Although APAP is an over-the-counter drug that is widely used for analgesic and antipyretic purposes, an overdose can cause liver injury, liver failure and even death (22). For these reasons, a variety of studies have investigated APAP metabolism in the liver, and various protective factors against APAP-induced liver toxicity, such as genistein (23) and manganese superoxide dismutase (SOD) (24), have been noted. Few researchers have studied the mechanisms of action of PYP since Hwang et al (8) reported the effects of PYP against APAP-induced liver cell injury. Currently, only one study using a particular PYP peptide has reported its regulation of multiple cell growth-related signals in MCF-7 cells (25). PYP has also been shown to stimulate the proliferation of IEC-6 normal intestinal epithelial cells and is associated with the insulin-like growth factor I (IGF-IR) and epidermal growth factor receptor (EGFR) signaling pathways (26,27).

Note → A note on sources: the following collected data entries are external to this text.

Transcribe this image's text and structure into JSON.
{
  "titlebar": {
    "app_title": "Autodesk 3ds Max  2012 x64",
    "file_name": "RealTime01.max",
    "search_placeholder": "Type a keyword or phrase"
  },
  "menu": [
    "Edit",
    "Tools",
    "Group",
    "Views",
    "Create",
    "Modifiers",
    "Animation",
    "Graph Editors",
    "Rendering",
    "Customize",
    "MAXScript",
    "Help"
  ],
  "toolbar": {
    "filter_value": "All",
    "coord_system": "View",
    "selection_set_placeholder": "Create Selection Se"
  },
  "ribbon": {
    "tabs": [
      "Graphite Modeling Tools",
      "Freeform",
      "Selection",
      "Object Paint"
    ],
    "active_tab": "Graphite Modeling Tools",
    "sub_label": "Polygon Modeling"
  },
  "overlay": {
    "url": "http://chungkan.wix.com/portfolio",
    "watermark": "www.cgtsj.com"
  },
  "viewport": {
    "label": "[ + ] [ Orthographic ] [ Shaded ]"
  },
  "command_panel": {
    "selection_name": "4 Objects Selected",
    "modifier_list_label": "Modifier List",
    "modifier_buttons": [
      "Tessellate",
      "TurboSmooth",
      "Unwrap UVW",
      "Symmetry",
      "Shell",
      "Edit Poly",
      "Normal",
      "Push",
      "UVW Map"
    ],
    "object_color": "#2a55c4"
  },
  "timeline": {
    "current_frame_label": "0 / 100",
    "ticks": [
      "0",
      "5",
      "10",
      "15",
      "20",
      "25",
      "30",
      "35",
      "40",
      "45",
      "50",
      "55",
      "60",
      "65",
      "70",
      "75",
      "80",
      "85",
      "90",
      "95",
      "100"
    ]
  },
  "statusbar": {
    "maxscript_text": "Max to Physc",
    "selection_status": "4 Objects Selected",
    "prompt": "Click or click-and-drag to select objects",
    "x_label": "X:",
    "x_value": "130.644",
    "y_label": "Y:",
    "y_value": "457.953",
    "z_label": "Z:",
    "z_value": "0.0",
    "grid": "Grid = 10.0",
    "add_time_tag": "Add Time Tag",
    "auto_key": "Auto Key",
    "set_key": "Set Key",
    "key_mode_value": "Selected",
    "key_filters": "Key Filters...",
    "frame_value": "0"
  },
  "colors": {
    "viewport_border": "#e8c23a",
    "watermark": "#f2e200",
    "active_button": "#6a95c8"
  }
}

In the present study, three PYP1 proteins and one SP containing the N-terminal 11-residue of the PYP1s were used to investigate the chemoprotective activities of recombinant PYP1s against APAP-induced cytotoxicity. We noted that SP, as well as PYP1 proteins, exhibited highly positive and supportive chemoprotective activities against APAP-induced toxicity. In addition, SP had a similar effect against methotrexate-induced cell death in Chang liver cells (data not shown). Therefore, these results suggest that the PYP peptide exerts protective effects against liver cell injury.
In general, macroalgae represent ideal starting materials for the generation of marine protein-derived bioactive peptides due to their high protein content (28). As these bioactive peptides act on numerous physiological functions (29), we should focus on macroalgae from natural materials. These peptides are involved in the modulation of cell proliferation-associated molecules (30). In addition, peptides from macroalgae have been reported to possess several biological traits, including ACE inhibitory and anti-hypertensive effects (31,32). Of note, Suetsuna and Saito (33) reported that PYP inhibits antimutagenesis and Ca2+ precipitation, lowers plasma and hepatic cholesterol, improves hepatic function, reduces blood sugar and exhibits antioxidant and SOD-like qualities; PYP also has angiotensin-converting-enzyme (ACE) inhibitory and anti-hypertensive effects. Our findings demonstrated that PYP1s, as bioactive peptides, have a positive effect against hepatic toxicity. However, the potential of this bioactive peptide in vivo remains to be elucidated; a specific biological activity observed in vitro is only an indicator of the potential active component in vivo (28). Therefore, further studies are required to address the biological activity of PYP1s in vivo and in signaling pathways.